In the 1970s, Ryle turned the greater part of his attention from astronomy to social and political issues which he considered to be more urgent. With publications from 1976 and continuing, despite illness until he died in 1984, he pursued a passionate and intensive program on the socially responsible use of science and technology. His main themes were:
- Warning the world of the horrific dangers of nuclear armaments, notably in his pamphlet Towards the Nuclear Holocaust.
- Criticism of nuclear power, as in Is there a case for nuclear power?
- Research and promotion of alternative energy and energy efficiency, as in Short-term Storage and Wind Power Availability.
- Calling for the responsible use of science and technology. "...we should strive to see how the vast resources now diverted towards the destruction of life are turned instead to the solution of the problems which both rich - but especially the poor - countries of the world now face."

In 1983 Ryle responded to a request from the President of the Pontifical Academy of Sciences for suggestions of topics to be discussed at a meeting on Science and Peace. Ryle's reply was published posthumously in Martin Ryle's Letter. An abridged version appears in New Scientist with the title Martin Ryle's Last Testament. The letter ends with "Our cleverness has grown prodigiously – but not our wisdom."

===Honours and awards===
Ryle was awarded numerous prizes and honours including:

- Elected a Fellow of the Royal Society (FRS) in 1952
- Hughes Medal (1954)
- Gold Medal of the Royal Astronomical Society (1964)
- Fernand Holweck Medal and Prize (1965)
- Henry Draper Medal of the National Academy of Sciences (1965)
- Albert A. Michelson Medal of the Franklin Institute (1971)
- Royal Medal (1973)
- Bruce Medal (1974)
- Nobel Prize in Physics (1974)
- Ryle Telescope at Mullard Radio Astronomy Observatory
- In 1965 Ryle co-delivered the Royal Institution Christmas Lecture on Exploration of the Universe.

==Personal life==
In their early years Ryle and his elder brother received lessons at home in carpentry and manual skills became important for him throughout his life. This was for relaxation – he built boats to his own design – and professionally. In his wartime radar work, his post-war radio-telescope building and his late researches into wind energy he was a hands-on practical engineer as well as a scientist.

Ryle had a lifelong interest in sailing and this matched his choice when in the 1970s he turned his research subject from astronomy to wind energy.

In his youth, Ryle became an amateur radio operator.
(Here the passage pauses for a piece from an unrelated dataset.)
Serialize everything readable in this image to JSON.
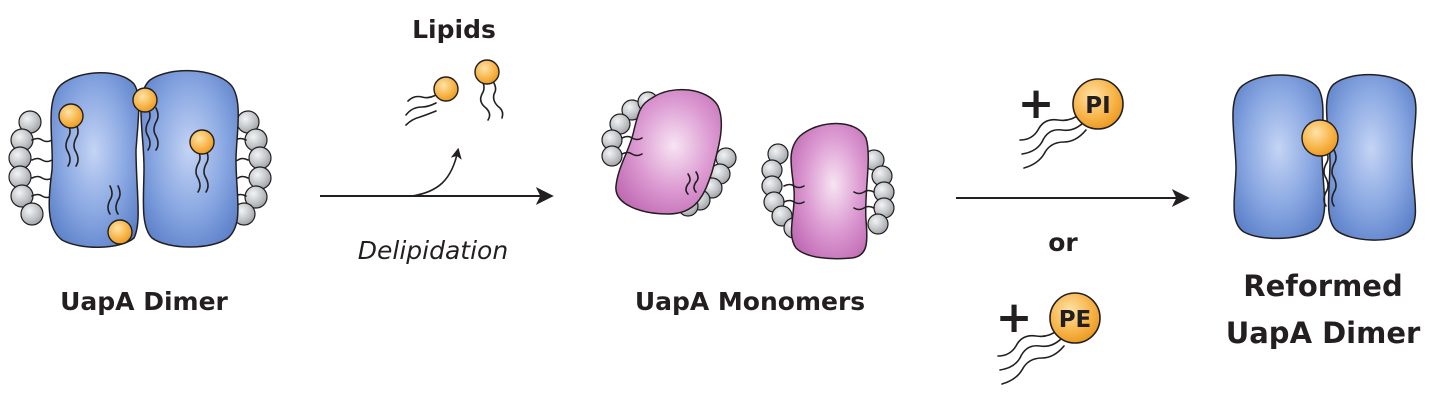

While still at school (Bradfield College) he built his own transmitter and obtained a Post Office licence to operate it, with the callsign G3CY. As undergraduate he was a leading member of the Oxford University Wireless Society (callsign G3MM).

In 1936 the family moved to a house in Cambridge which became Ryle's home after the war. In 1947 he and Rowena Palmer married, and they lived in this house for the rest of his life. They had three children, born in 1949, 1951 and 1952. Ryle died on 14 October 1984, in Cambridge. He was celebrated on a first class stamp issued in 2009 as part of an Eminent Britons set. Lady Rowena Ryle died in 2013.